If this is a real interview, I'd rather code the simpler queue-based solution first and then improve it to be scablable when my interviewer asks me to do so, than directly code the circular array. Because the former way is way easier to code and so easy to be bug free.

• This post is deleted!

• I did circular array, which guarantees `O(M)` for `hit()` and `getHits()`, check it out.
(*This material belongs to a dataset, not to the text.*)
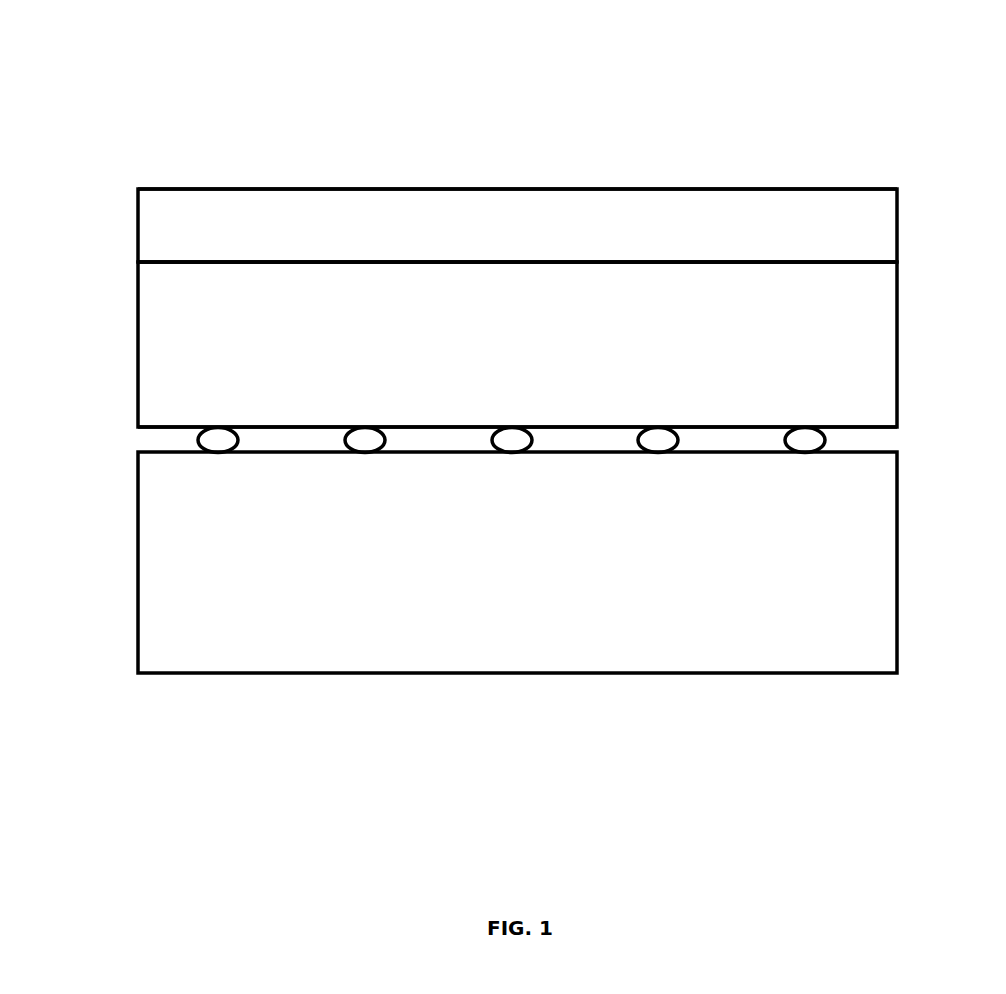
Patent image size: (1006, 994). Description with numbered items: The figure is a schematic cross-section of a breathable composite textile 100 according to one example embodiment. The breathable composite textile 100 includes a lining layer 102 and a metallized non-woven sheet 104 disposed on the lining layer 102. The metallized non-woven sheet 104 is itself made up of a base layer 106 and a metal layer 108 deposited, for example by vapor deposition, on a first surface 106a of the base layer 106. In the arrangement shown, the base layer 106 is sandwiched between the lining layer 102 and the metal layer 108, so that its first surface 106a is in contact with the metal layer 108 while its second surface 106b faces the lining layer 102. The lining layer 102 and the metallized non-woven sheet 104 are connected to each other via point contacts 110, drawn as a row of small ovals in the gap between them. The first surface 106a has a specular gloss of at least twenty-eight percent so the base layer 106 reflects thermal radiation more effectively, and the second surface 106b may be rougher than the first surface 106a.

``````class HitCounter(object):

def __init__(self, T=300):
self.vect = [0] * T
self.idx, self.sums, self.last, self.T = 0, 0, 0, T

def move(self, steps):
steps = min(steps, self.T)
for i in range(steps):
self.idx = (self.idx + 1) % self.T
self.sums -= self.vect[self.idx]
self.vect[self.idx] = 0

def hit(self, t):
t -= 1
self.move(t - self.last)
self.last = t
self.vect[self.idx] += 1
self.sums += 1

def getHits(self, t):
t -= 1
self.move(t - self.last)
self.last = t
return self.sums
``````

• Can you explain how yours works? WHy do you do t -=1? Isn't it still slower than queue solution though cause you can do hit() in O(1) with the queue?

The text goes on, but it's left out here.